Even though Personna lives in an LGBT-affirming city like San Francisco and has her family’s support, she is cognizant of the fact that there are still challenges that LGBT seniors must confront.
“Because of my orientation it is totally different than a heterosexual family and their end-of-life situations. So many things are already in place for them,’ she said. “By law you get things and your family connection is built in. My community, we have to build that and do the work. People my age usually don’t have what the heterosexual person has, like built in grandkids to come over and take you to lunch.”
Five years ago Personna moved from Cupertino into the city to help care for her friend, Bill Bowers, 71, a member of the famed gender-bending group the Cockettes whose outrageously designed jackets became a must-have for rock stars such as the members of the Rolling Stones and Led Zeppelin.
Bowers, a gay man who is HIV-positive, had been living alone at the Derek Silva Community when he had a stroke that left him unconscious for two days in his studio apartment. After that episode, he moved into a two-bedroom unit so that he would have a roommate who could look after him. After he lost his first roommate to cancer, Bowers asked Personna to move in.

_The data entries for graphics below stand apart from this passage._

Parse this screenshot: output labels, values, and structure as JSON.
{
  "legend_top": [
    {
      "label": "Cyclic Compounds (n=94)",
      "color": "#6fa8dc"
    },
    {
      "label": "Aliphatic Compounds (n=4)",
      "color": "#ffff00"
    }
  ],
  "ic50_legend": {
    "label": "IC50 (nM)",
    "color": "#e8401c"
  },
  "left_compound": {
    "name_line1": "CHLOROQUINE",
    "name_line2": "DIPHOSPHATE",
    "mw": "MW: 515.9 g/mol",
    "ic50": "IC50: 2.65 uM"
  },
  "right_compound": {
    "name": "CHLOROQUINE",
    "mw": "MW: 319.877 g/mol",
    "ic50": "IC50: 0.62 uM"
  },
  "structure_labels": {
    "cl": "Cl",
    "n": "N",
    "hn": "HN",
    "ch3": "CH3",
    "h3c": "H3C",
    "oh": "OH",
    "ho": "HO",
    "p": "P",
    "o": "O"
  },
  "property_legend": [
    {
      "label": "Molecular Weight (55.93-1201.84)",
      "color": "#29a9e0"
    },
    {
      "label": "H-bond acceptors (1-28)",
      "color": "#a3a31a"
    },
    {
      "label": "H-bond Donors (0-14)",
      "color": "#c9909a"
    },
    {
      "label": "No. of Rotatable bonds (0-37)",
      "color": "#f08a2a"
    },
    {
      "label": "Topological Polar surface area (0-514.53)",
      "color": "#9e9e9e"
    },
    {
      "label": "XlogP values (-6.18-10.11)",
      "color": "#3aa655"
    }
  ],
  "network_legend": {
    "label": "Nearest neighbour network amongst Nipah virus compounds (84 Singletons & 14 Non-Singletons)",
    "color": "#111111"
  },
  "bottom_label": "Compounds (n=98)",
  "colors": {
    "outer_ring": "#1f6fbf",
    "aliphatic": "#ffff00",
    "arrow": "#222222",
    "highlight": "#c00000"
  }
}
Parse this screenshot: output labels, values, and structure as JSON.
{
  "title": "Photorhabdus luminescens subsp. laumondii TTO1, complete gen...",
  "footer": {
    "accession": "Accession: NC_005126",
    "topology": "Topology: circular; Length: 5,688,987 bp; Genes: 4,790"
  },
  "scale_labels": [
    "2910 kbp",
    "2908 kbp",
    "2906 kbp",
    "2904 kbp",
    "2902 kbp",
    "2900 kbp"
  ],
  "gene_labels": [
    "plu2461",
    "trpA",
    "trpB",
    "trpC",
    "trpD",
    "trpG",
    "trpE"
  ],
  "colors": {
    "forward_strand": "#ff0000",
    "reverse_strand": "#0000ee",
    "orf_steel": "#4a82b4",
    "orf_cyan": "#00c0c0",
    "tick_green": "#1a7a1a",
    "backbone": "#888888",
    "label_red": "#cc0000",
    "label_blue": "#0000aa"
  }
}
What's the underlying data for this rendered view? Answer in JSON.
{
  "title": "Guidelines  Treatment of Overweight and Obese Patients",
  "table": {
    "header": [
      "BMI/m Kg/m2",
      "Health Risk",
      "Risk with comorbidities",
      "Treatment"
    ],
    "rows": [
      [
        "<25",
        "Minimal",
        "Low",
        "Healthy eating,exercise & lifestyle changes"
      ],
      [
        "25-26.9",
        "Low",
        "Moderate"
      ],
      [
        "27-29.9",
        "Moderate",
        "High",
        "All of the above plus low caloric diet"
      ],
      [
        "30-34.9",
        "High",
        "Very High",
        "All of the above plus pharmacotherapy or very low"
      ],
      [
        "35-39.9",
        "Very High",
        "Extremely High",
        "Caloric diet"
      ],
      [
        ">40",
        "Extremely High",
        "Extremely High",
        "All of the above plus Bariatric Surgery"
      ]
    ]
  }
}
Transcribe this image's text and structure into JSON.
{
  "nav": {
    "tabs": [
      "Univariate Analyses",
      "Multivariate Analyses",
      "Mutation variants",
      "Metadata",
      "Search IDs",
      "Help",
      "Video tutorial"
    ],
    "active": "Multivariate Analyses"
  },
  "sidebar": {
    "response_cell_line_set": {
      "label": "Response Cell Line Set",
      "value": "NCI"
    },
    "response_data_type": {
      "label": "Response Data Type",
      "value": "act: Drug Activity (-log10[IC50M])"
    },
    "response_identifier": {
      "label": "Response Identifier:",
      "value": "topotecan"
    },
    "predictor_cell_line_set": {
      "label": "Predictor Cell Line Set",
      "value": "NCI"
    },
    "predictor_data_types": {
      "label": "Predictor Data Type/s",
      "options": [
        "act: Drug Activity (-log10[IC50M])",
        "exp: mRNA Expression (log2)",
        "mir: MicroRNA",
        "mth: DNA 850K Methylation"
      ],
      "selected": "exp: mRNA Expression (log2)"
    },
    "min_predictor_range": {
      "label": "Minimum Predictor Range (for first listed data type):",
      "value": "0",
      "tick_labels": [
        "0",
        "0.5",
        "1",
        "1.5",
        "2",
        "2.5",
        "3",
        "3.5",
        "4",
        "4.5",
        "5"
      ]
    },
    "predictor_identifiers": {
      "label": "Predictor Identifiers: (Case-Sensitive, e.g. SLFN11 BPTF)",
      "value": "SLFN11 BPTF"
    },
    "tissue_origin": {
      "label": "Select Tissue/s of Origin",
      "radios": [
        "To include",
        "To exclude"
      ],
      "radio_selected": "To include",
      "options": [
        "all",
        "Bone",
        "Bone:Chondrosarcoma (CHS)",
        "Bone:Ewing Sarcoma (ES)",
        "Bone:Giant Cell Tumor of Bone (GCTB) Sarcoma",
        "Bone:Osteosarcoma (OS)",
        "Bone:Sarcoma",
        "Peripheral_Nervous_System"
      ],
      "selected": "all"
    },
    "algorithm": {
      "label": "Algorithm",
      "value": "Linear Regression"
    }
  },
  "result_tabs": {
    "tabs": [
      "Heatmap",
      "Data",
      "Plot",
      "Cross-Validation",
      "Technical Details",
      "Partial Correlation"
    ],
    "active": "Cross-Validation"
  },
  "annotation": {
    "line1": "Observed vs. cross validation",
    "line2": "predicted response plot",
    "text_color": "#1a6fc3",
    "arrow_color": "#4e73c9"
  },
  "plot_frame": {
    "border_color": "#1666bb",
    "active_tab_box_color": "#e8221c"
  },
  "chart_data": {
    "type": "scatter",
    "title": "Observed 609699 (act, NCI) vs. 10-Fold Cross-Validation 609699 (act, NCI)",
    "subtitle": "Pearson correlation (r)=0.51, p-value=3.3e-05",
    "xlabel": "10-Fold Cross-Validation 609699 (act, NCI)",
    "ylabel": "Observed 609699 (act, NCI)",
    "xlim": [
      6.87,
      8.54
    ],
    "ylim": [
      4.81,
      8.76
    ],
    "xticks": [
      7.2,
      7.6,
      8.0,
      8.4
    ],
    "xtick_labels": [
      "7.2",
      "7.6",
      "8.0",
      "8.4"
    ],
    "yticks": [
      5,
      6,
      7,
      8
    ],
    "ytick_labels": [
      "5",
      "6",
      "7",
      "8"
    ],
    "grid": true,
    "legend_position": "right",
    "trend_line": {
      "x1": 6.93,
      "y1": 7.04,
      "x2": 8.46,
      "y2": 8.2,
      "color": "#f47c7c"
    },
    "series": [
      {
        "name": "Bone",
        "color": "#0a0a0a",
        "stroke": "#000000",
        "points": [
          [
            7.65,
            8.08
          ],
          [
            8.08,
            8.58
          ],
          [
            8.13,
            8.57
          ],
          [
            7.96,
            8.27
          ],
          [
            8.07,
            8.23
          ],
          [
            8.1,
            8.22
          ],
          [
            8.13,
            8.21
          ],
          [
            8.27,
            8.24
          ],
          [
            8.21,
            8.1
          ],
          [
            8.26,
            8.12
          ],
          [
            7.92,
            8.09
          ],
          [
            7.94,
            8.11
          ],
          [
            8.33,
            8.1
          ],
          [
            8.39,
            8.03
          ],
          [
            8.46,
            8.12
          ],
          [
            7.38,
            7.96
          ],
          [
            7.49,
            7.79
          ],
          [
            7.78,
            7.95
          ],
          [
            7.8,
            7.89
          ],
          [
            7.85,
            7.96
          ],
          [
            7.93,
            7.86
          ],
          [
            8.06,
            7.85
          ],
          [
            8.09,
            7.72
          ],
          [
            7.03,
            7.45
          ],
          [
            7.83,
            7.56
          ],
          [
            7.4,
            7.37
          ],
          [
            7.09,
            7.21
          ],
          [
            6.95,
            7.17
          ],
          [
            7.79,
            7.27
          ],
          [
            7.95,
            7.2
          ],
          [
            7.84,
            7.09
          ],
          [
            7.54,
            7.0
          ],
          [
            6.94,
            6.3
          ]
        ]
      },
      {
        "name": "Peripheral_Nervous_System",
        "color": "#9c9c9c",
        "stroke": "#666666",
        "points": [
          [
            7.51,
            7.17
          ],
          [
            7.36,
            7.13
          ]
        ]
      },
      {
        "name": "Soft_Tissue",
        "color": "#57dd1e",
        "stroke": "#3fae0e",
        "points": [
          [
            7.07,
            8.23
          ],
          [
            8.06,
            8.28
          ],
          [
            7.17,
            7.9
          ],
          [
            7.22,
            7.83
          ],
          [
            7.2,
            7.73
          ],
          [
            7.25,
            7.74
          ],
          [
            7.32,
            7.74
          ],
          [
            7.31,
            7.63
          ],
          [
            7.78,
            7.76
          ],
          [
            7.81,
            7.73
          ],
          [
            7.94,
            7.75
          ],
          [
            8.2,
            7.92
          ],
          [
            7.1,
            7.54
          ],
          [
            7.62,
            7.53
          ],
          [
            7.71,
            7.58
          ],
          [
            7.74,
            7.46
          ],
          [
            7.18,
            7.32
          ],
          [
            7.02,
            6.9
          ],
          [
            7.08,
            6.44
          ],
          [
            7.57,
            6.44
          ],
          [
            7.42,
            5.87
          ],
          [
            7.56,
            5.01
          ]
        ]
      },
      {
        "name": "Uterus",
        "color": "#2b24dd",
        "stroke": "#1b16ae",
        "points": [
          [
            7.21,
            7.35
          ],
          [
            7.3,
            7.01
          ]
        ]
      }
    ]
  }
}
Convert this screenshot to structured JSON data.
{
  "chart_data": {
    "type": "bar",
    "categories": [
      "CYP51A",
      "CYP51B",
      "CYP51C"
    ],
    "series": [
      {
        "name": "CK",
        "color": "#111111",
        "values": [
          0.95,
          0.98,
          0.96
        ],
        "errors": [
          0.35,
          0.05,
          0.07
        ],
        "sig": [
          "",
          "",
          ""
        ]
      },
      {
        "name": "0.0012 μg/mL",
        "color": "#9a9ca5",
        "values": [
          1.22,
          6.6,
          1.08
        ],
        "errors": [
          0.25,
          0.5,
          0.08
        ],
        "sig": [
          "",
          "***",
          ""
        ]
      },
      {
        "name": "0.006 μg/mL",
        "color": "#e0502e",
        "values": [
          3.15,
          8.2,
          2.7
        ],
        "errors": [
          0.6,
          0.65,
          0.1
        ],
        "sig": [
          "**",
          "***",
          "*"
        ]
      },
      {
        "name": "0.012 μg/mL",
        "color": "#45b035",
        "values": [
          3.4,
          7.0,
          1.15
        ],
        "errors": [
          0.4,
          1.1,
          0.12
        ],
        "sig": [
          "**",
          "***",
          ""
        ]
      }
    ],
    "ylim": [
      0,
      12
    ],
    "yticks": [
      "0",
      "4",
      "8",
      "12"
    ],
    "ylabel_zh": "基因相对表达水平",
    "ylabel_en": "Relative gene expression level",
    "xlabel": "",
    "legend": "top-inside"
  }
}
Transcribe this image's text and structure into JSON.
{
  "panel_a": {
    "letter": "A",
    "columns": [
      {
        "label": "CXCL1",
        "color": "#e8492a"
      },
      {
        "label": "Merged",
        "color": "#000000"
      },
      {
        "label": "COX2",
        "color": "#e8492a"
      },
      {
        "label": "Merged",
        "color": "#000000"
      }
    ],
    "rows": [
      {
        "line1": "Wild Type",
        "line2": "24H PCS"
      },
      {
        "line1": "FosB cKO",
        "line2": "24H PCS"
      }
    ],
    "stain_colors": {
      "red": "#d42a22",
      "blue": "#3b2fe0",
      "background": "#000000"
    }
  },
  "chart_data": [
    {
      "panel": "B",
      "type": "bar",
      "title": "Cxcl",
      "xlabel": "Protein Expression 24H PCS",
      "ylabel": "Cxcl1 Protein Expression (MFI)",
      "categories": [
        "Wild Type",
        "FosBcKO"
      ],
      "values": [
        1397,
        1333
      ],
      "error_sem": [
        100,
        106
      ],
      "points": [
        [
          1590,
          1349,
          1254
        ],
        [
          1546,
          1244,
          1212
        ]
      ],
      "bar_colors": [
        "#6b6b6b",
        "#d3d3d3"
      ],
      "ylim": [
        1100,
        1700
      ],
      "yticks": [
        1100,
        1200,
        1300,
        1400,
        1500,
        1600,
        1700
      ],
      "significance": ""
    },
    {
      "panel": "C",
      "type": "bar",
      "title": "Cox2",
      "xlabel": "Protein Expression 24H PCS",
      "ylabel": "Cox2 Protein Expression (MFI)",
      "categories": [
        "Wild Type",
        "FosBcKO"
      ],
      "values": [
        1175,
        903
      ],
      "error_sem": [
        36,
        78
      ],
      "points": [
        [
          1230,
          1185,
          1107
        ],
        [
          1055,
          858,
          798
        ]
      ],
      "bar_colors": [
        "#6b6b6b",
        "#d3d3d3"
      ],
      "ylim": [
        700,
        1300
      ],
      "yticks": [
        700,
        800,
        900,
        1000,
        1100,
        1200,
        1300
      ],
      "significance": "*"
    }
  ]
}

“I can’t live alone,” said Bowers. “I asked Donna because she was traveling back and forth from the city to Cupertino on weekends to move in. She is here to be my caregiver.”
Personna not only ensures Bowers makes it to his various medical appointments and takes his daily regimen of medications but also provides companionship. They also share many of the same friends and can reminisce about their younger days in the city.
Bowers has designated an executor for his estate and thought about how he would prefer to be cared for at the end of his life. For example, he doesn’t want to be put on life support should it come to that.
He expects to live out his days in San Francisco, though Bowers said if he could afford it he would spend the rest of his days in Paris or somewhere tropical, like Tahiti or the jungles of South America.
Unafraid of death, Bowers is concerned about how he will die.
“I don’t want to suffer,” he said. “I watched my former roommate go through weeks of suffering. I don’t want to go through that or have someone have to watch me suffer.”